Have you ever had the experience of running from one meeting to the next all day long? Using your lunch "break" as the only time to get your actual work done? Why do meetings feel like such a burden?
Placing a higher premium on the time consumed with meetings will make employees both happier and more productive.
No one disputes the virtues of collaboration, but problems arise when collaboration is equated to meetings. There are many forms of collaboration, both synchronous and asynchronous. Moreover, meetings are not always the most effective or productive way to collaborate. Just ask Cisco.
Anecdotal experience suggests that many business professionals work under an excessive meeting load. Workdays extend further and further into the early morning hours and late nights in search of free time to focus on actual deliverables (or to conduct still more meetings with geospacially dispersed team members).

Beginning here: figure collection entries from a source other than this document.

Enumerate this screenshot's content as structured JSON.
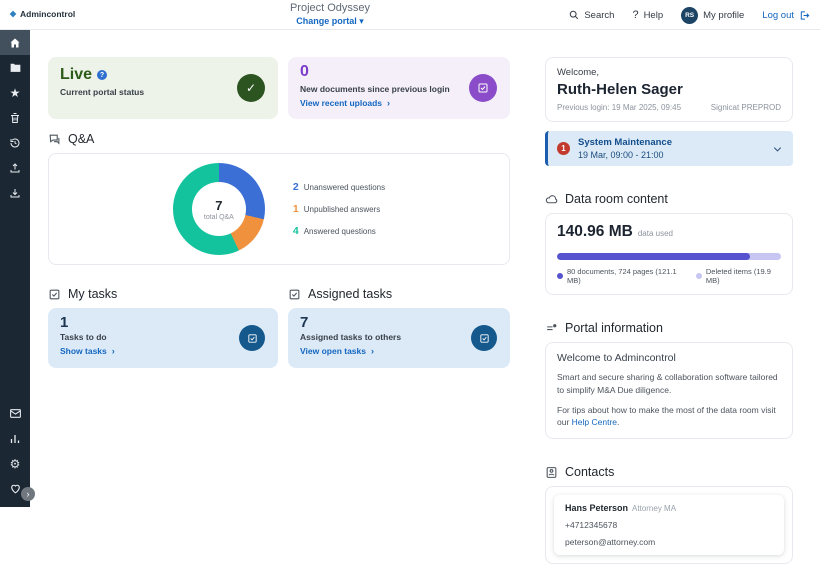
{
  "header": {
    "logo": "Admincontrol",
    "title": "Project Odyssey",
    "change_portal": "Change portal",
    "search_label": "Search",
    "help_label": "Help",
    "avatar_initials": "RS",
    "my_profile": "My profile",
    "log_out": "Log out"
  },
  "sidebar": {
    "icons": [
      "home",
      "documents",
      "favorites",
      "trash",
      "history",
      "upload",
      "download",
      "messages",
      "reports",
      "settings",
      "support"
    ],
    "active": "home"
  },
  "icons": {
    "chevron_right": "›",
    "caret_down": "▾",
    "check": "✓",
    "question_mark": "?",
    "gear": "⚙",
    "star": "★",
    "expand": "›"
  },
  "status_card": {
    "status": "Live",
    "label": "Current portal status"
  },
  "documents_card": {
    "count": "0",
    "label": "New documents since previous login",
    "link": "View recent uploads"
  },
  "qa": {
    "title": "Q&A"
  },
  "chart_data": {
    "donut": {
      "type": "pie",
      "title": "Q&A",
      "center_value": "7",
      "center_label": "total Q&A",
      "labels": [
        "Unanswered questions",
        "Unpublished answers",
        "Answered questions"
      ],
      "values": [
        2,
        1,
        4
      ],
      "colors": [
        "#3b6fd6",
        "#f0913d",
        "#13c39e"
      ]
    },
    "usage_bar": {
      "type": "bar",
      "total": "140.96 MB",
      "used_percent": 86,
      "segments": [
        {
          "label": "80 documents, 724 pages (121.1 MB)",
          "color": "#5553cd"
        },
        {
          "label": "Deleted items (19.9 MB)",
          "color": "#c7c5f2"
        }
      ]
    }
  },
  "my_tasks": {
    "title": "My tasks",
    "count": "1",
    "label": "Tasks to do",
    "link": "Show tasks"
  },
  "assigned_tasks": {
    "title": "Assigned tasks",
    "count": "7",
    "label": "Assigned tasks to others",
    "link": "View open tasks"
  },
  "welcome": {
    "greeting": "Welcome,",
    "name": "Ruth-Helen Sager",
    "previous_login": "Previous login: 19 Mar 2025, 09:45",
    "environment": "Signicat PREPROD"
  },
  "maintenance": {
    "badge": "1",
    "title": "System Maintenance",
    "time": "19 Mar, 09:00 - 21:00"
  },
  "data_room": {
    "title": "Data room content",
    "size": "140.96 MB",
    "size_label": "data used"
  },
  "portal_info": {
    "title": "Portal information",
    "heading": "Welcome to Admincontrol",
    "body1": "Smart and secure sharing & collaboration software tailored to simplify M&A Due diligence.",
    "body2_prefix": "For tips about how to make the most of the data room visit our ",
    "help_link": "Help Centre",
    "body2_suffix": "."
  },
  "contacts": {
    "title": "Contacts",
    "contact": {
      "name": "Hans Peterson",
      "role": "Attorney MA",
      "phone": "+4712345678",
      "email": "peterson@attorney.com"
    }
  },
  "colors": {
    "accent_link": "#1467c0",
    "sidebar_bg": "#1b2733",
    "live_green": "#2c5420",
    "purple": "#8a4cc9",
    "task_blue": "#14588c",
    "maintenance_blue": "#1c5dae",
    "badge_red": "#c23b2e"
  }
}
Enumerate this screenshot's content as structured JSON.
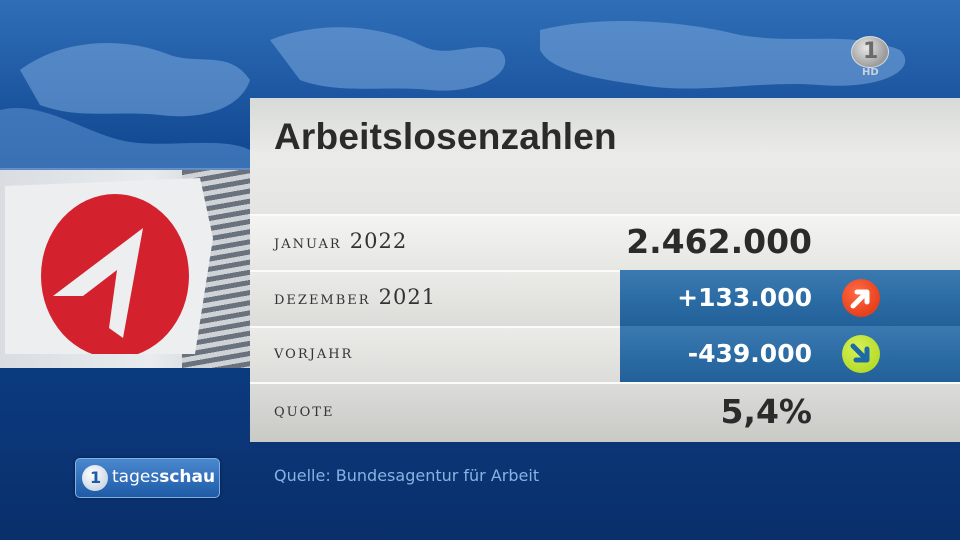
{
  "channel": {
    "logo_label": "1",
    "hd_label": "HD"
  },
  "title": "Arbeitslosenzahlen",
  "rows": [
    {
      "label": "Januar",
      "label_num": "2022",
      "value": "2.462.000",
      "highlight": false
    },
    {
      "label": "Dezember",
      "label_num": "2021",
      "value": "+133.000",
      "highlight": true,
      "trend": "up",
      "trend_color": "#e8401c"
    },
    {
      "label": "Vorjahr",
      "label_num": "",
      "value": "-439.000",
      "highlight": true,
      "trend": "down",
      "trend_color": "#b7dc2a"
    },
    {
      "label": "Quote",
      "label_num": "",
      "value": "5,4%",
      "highlight": false
    }
  ],
  "brand": {
    "logo_prefix": "tages",
    "logo_suffix": "schau",
    "icon": "ard-one-icon"
  },
  "source": "Quelle: Bundesagentur für Arbeit",
  "colors": {
    "highlight_bg": "#2a6aa3",
    "background": "#0f4690"
  }
}
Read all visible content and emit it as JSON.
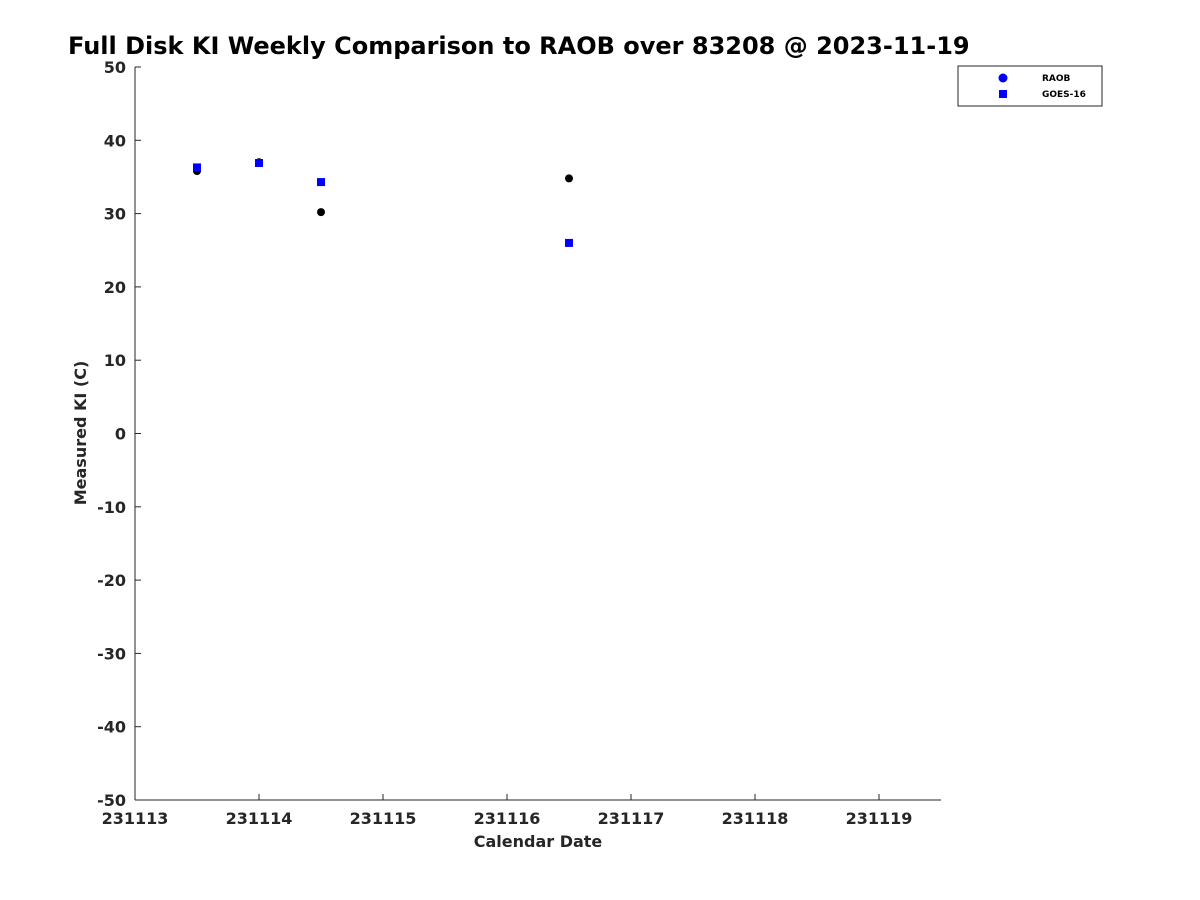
{
  "chart_data": {
    "type": "scatter",
    "title": "Full Disk KI Weekly Comparison to RAOB over 83208 @ 2023-11-19",
    "xlabel": "Calendar Date",
    "ylabel": "Measured KI (C)",
    "xlim": [
      231113,
      231119.5
    ],
    "ylim": [
      -50,
      50
    ],
    "x_ticks": [
      231113,
      231114,
      231115,
      231116,
      231117,
      231118,
      231119
    ],
    "x_tick_labels": [
      "231113",
      "231114",
      "231115",
      "231116",
      "231117",
      "231118",
      "231119"
    ],
    "y_ticks": [
      -50,
      -40,
      -30,
      -20,
      -10,
      0,
      10,
      20,
      30,
      40,
      50
    ],
    "y_tick_labels": [
      "-50",
      "-40",
      "-30",
      "-20",
      "-10",
      "0",
      "10",
      "20",
      "30",
      "40",
      "50"
    ],
    "grid": false,
    "legend_position": "top-right, outside plot",
    "series": [
      {
        "name": "RAOB",
        "marker": "circle",
        "legend_color": "#0000ff",
        "color": "#000000",
        "x": [
          231113.5,
          231114.0,
          231114.5,
          231116.5
        ],
        "y": [
          35.8,
          37.0,
          30.2,
          34.8
        ]
      },
      {
        "name": "GOES-16",
        "marker": "square",
        "color": "#0000ff",
        "x": [
          231113.5,
          231114.0,
          231114.5,
          231116.5
        ],
        "y": [
          36.3,
          36.9,
          34.3,
          26.0
        ]
      }
    ]
  }
}
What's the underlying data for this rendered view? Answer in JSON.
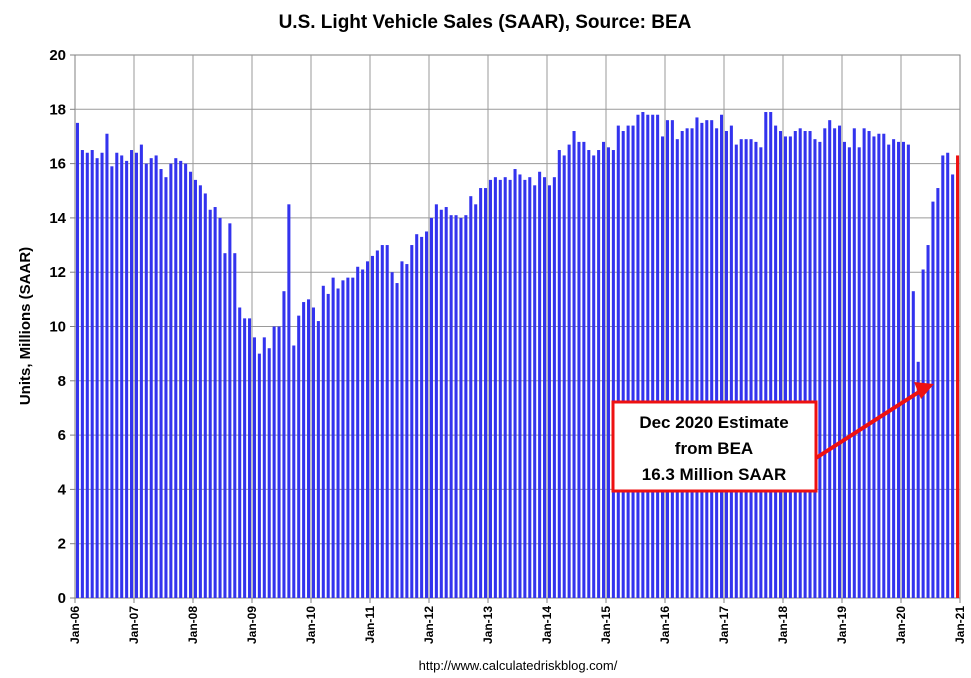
{
  "chart_data": {
    "type": "bar",
    "title": "U.S. Light Vehicle Sales (SAAR), Source: BEA",
    "ylabel": "Units, Millions (SAAR)",
    "xlabel": "",
    "ylim": [
      0,
      20
    ],
    "yticks": [
      "0",
      "2",
      "4",
      "6",
      "8",
      "10",
      "12",
      "14",
      "16",
      "18",
      "20"
    ],
    "xticks": [
      "Jan-06",
      "Jan-07",
      "Jan-08",
      "Jan-09",
      "Jan-10",
      "Jan-11",
      "Jan-12",
      "Jan-13",
      "Jan-14",
      "Jan-15",
      "Jan-16",
      "Jan-17",
      "Jan-18",
      "Jan-19",
      "Jan-20",
      "Jan-21"
    ],
    "grid": true,
    "bar_color": "#3333ee",
    "highlight_color": "#ee1111",
    "highlight_index": 179,
    "start_month": "Jan-06",
    "values": [
      17.5,
      16.5,
      16.4,
      16.5,
      16.2,
      16.4,
      17.1,
      15.9,
      16.4,
      16.3,
      16.1,
      16.5,
      16.4,
      16.7,
      16.0,
      16.2,
      16.3,
      15.8,
      15.5,
      16.0,
      16.2,
      16.1,
      16.0,
      15.7,
      15.4,
      15.2,
      14.9,
      14.3,
      14.4,
      14.0,
      12.7,
      13.8,
      12.7,
      10.7,
      10.3,
      10.3,
      9.6,
      9.0,
      9.6,
      9.2,
      10.0,
      10.0,
      11.3,
      14.5,
      9.3,
      10.4,
      10.9,
      11.0,
      10.7,
      10.2,
      11.5,
      11.2,
      11.8,
      11.4,
      11.7,
      11.8,
      11.8,
      12.2,
      12.1,
      12.4,
      12.6,
      12.8,
      13.0,
      13.0,
      12.0,
      11.6,
      12.4,
      12.3,
      13.0,
      13.4,
      13.3,
      13.5,
      14.0,
      14.5,
      14.3,
      14.4,
      14.1,
      14.1,
      14.0,
      14.1,
      14.8,
      14.5,
      15.1,
      15.1,
      15.4,
      15.5,
      15.4,
      15.5,
      15.4,
      15.8,
      15.6,
      15.4,
      15.5,
      15.2,
      15.7,
      15.5,
      15.2,
      15.5,
      16.5,
      16.3,
      16.7,
      17.2,
      16.8,
      16.8,
      16.5,
      16.3,
      16.5,
      16.8,
      16.6,
      16.5,
      17.4,
      17.2,
      17.4,
      17.4,
      17.8,
      17.9,
      17.8,
      17.8,
      17.8,
      17.0,
      17.6,
      17.6,
      16.9,
      17.2,
      17.3,
      17.3,
      17.7,
      17.5,
      17.6,
      17.6,
      17.3,
      17.8,
      17.2,
      17.4,
      16.7,
      16.9,
      16.9,
      16.9,
      16.8,
      16.6,
      17.9,
      17.9,
      17.4,
      17.2,
      17.0,
      17.0,
      17.2,
      17.3,
      17.2,
      17.2,
      16.9,
      16.8,
      17.3,
      17.6,
      17.3,
      17.4,
      16.8,
      16.6,
      17.3,
      16.6,
      17.3,
      17.2,
      17.0,
      17.1,
      17.1,
      16.7,
      16.9,
      16.8,
      16.8,
      16.7,
      11.3,
      8.7,
      12.1,
      13.0,
      14.6,
      15.1,
      16.3,
      16.4,
      15.6,
      16.3
    ]
  },
  "annotation": {
    "lines": [
      "Dec 2020 Estimate",
      "from BEA",
      "16.3 Million SAAR"
    ],
    "border_color": "#ee1111",
    "arrow_color": "#ee1111"
  },
  "source_text": "http://www.calculatedriskblog.com/"
}
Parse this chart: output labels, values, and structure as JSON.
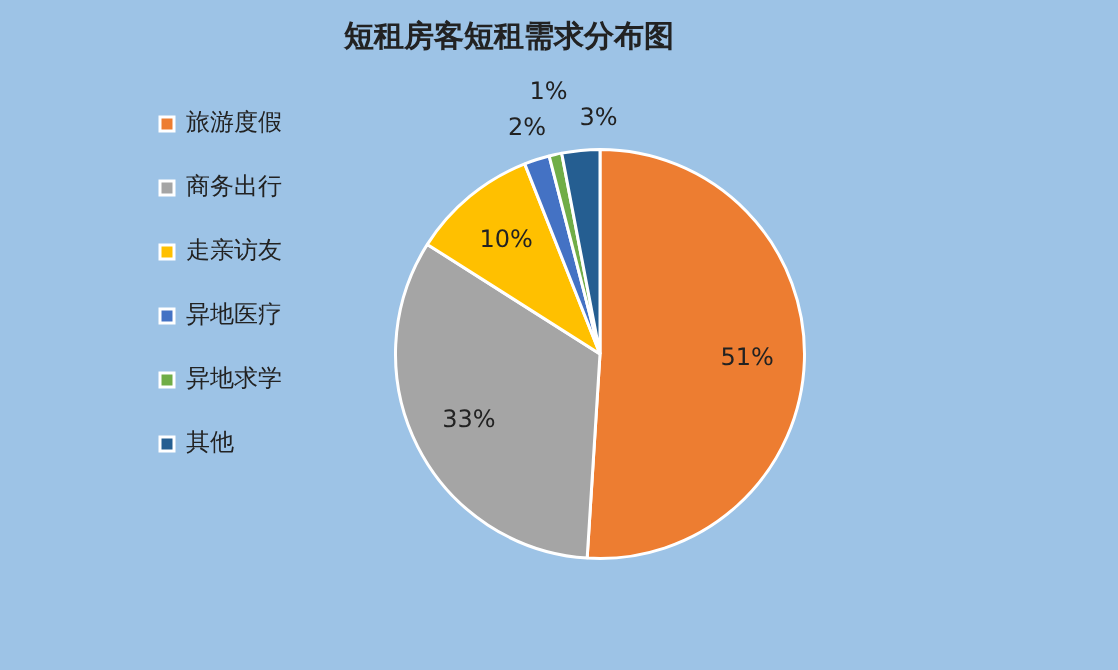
{
  "chart_data": {
    "type": "pie",
    "title": "短租房客短租需求分布图",
    "categories": [
      "旅游度假",
      "商务出行",
      "走亲访友",
      "异地医疗",
      "异地求学",
      "其他"
    ],
    "values": [
      51,
      33,
      10,
      2,
      1,
      3
    ],
    "colors": [
      "#ed7d31",
      "#a5a5a5",
      "#ffc000",
      "#4472c4",
      "#70ad47",
      "#255e91"
    ],
    "value_labels": [
      "51%",
      "33%",
      "10%",
      "2%",
      "1%",
      "3%"
    ],
    "legend": "left"
  }
}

Meetings run amock seems to be a tragedy of the commons where the resource being wasted is the collective (hu)manpower hours of the firm.
Limiting the availability of meetings as a resource for collaboration will increase their value and force employees to think more carefully about whether there are alternative ways to get things done.
One option would be to blackout times as unavailable for meetings. For example, a company could institute a "No Midday Meetings" policy that disallows meetings between the hours of 11 AM and 3 PM.
Another alternative would be to allocate employees with a finite number of meeting hours each week. Meeting allocations could be "consumed" either by setting up a meeting or by particpating in someone else's meeting. Differentiate between the two consumption models to help ensure employees don't use all their allocation for selfish purposes.
For example, an employee might be allowed up to 12 total hours per week for meetings but only 4 of those can be hours for meetings that the employee sets up, leaving at least 8 free to join other meetings (and the rest of the work week free to do other kinds of work). Allocations can be scaled according to role or business need.
Some experimentation would be required to get the precise number right. To ensure the system remains flexbile, allow for overages with a manager's approval. This both enforces justifying the meeting and keeps manager's in the loop should allocations need to be adjusted.
Once meetings become a scarce resource, employees will have to think more carefully about how they consume (or invest) that resource and more creatively about how to get thing done.
Freedom from meetings frees up time that employees can choose to spend in other productive ways - free time to connect with coworkers in other ways, free time to create work products of more tangible value. Employees will be challenged to find new ways of working together, but in time they will likely discover they need far fewer meetings than once they thought.
Culturally, some organizations will be less receptive to restricting meetings. Meetings may be confused with the value placed on collaboration and inclusiveness, which will require proactive change management.
There is a risk some will adjust to fewer meetings by consulting and informing less than they should, rather than come up with more creative alternatives to consult and inform others. There is also a risk that decision making cycles may drag out as the associated meetings are spread out over weeks rather than days. Both of these risks can be mitigated with the manager exception described in the solution.
How this hack is implemented will depend somewhat on the technical resources available. Meeting restrictions can be enforced upfront (e.g. using a rule set up on Microsoft Exchange Server) or on the backend via some form of audit. Some combination of the two is probably ideal. Scale will also influence the best implementation strategy.
A manager can quickly and easily test this hack with his/her team. Communicate the new policy - everyone gets 12 hours of meetings per week; you can only initiate 4 hours of meetings yourself; an email exception is required for any excess. Set up an email alias/dummy account that must be copied on all meeting invites. Audit that account periodically to ensure compliance.